Liturgia da Missa – Reflexões para a Mesa da Palavra 

14º Domingo do Tempo Comum – Ano C – 07-07-2013

 

O Senhor escolheu outros setenta e dois discípulos e os enviou dois a dois, na sua frente, a toda cidade e lugar aonde ele próprio devia ir. E dizia-lhes: ‘A messe é grande, mas os trabalhadores são poucos. Por isso, pedi ao dono da messe que mande trabalhadores para a colheita. Eis que vos envio como cordeiros para o meio de lobos. Não leveis bolsa, nem sacola, nem sandálias, e não cumprimenteis ninguém pelo caminho!

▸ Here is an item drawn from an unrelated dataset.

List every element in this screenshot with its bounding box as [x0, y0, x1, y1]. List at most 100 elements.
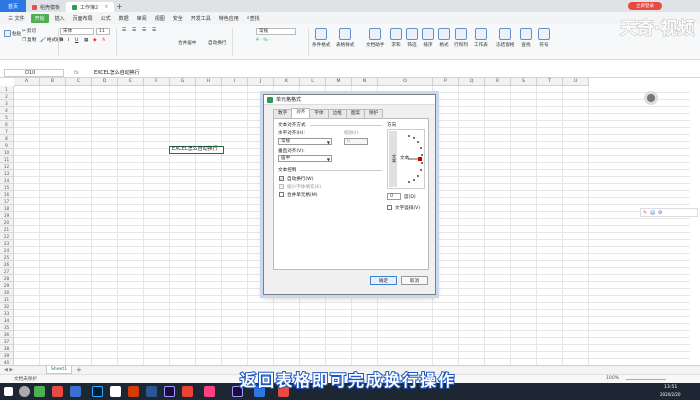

Em qualquer casa em que entrardes, dizei primeiro: ‘A paz esteja nesta casa!’ Se ali morar um amigo da paz, a vossa paz repousará sobre ele; se não, ela voltará para vós. Permanecei naquela mesma casa, comei e bebei do que tiverem, porque o trabalhador merece o seu salário. Não passeis de casa em casa. Quando entrardes numa cidade e fordes bem recebidos, comei do que vos servirem, curai os doentes que nela houver e dizei ao povo:’O Reino de Deus está próximo de vós.’ Mas, quando entrardes numa cidade e não fordes bem recebidos, saindo pelas ruas, dizei: Até a poeira de vossa cidade, que se apegou aos nossos pés, sacudimos contra vós. No entanto, sabei que o Reino de Deus está próximo! Eu vos digo que, naquele dia, Sodoma será tratada com menos rigor do que essa cidade.Os setenta e dois voltaram muito contentes, dizendo: ‘Senhor, até os demônios nos obedeceram por causa do teu nome.’ Jesus respondeu: ‘Eu vi Satanás cair do céu, como um relâmpago. Eu vos dei o poder de pisar em cima de cobras e escorpiðes e sobre toda a força do inimigo. E nada vos poderá fazer mal. Contudo, não vos alegreis porque os espíritos vos obedecem. Antes, ficai alegres porque vossos nomes estão escritos no céu.’ Lc 10, 1-12.17-20

   O envio para a missão e o alerta de Jesus a respeito do excesso de bagagens

 

Vivia numa cidade do Oriente um grande sábio. Por aqui havia um rapaz encantado com seus ensinamentos. Tudo o que vinha dele, todas as coisas que escrevia, mais do que devoradas, acabavam tornando-se pontos de reflexão e de apoio, em sua intensa busca de crescimento pessoal e espiritual. Moço pobre juntou, a duras penas, algum dinheiro e tomou um avião. Iria se encontrar com o mestre. Era viagem de vapt vupt. Não havia recursos para se hospedar por lá, nem que fosse por uma noite. Foi assim que pousou na terra distante. Mochila às costas, deu enfim com o lugar onde o guru morava. Antes de chegar já ficara intrigado e, por que não, preocupado. É que o local era feio e pobre. Incompatível com a morada de um ser assim tão importante, tão iluminado. Confirmou a rua, o número. Só podia ser naquela casa mesmo que ele residia. Um barracão muito dos descuidados. Nem campainha ou portão havia. Foi entrando. Seu professor sentado no chão. À sua volta umas pilhas de livros sem muita ordem, alguns cadernos e um lápis. Nem móveis havia por lá. Mandou que sua visita se sentasse e lhe contasse o que esperava dele. O homem, sentindo-se encabulado, lhe disse assim: “Quero saber de muitas coisas, mas antes gostaria que me respondesse algo: Onde estão suas coisas?” O sábio, olhando-o firme, replicou: “Onde se encontram as suas?” O jovem, sorrindo, então lhe disse: “Mas eu estou aqui de passagem!” O santo então encerrou aquele primeiro diálogo: ”Eu também.”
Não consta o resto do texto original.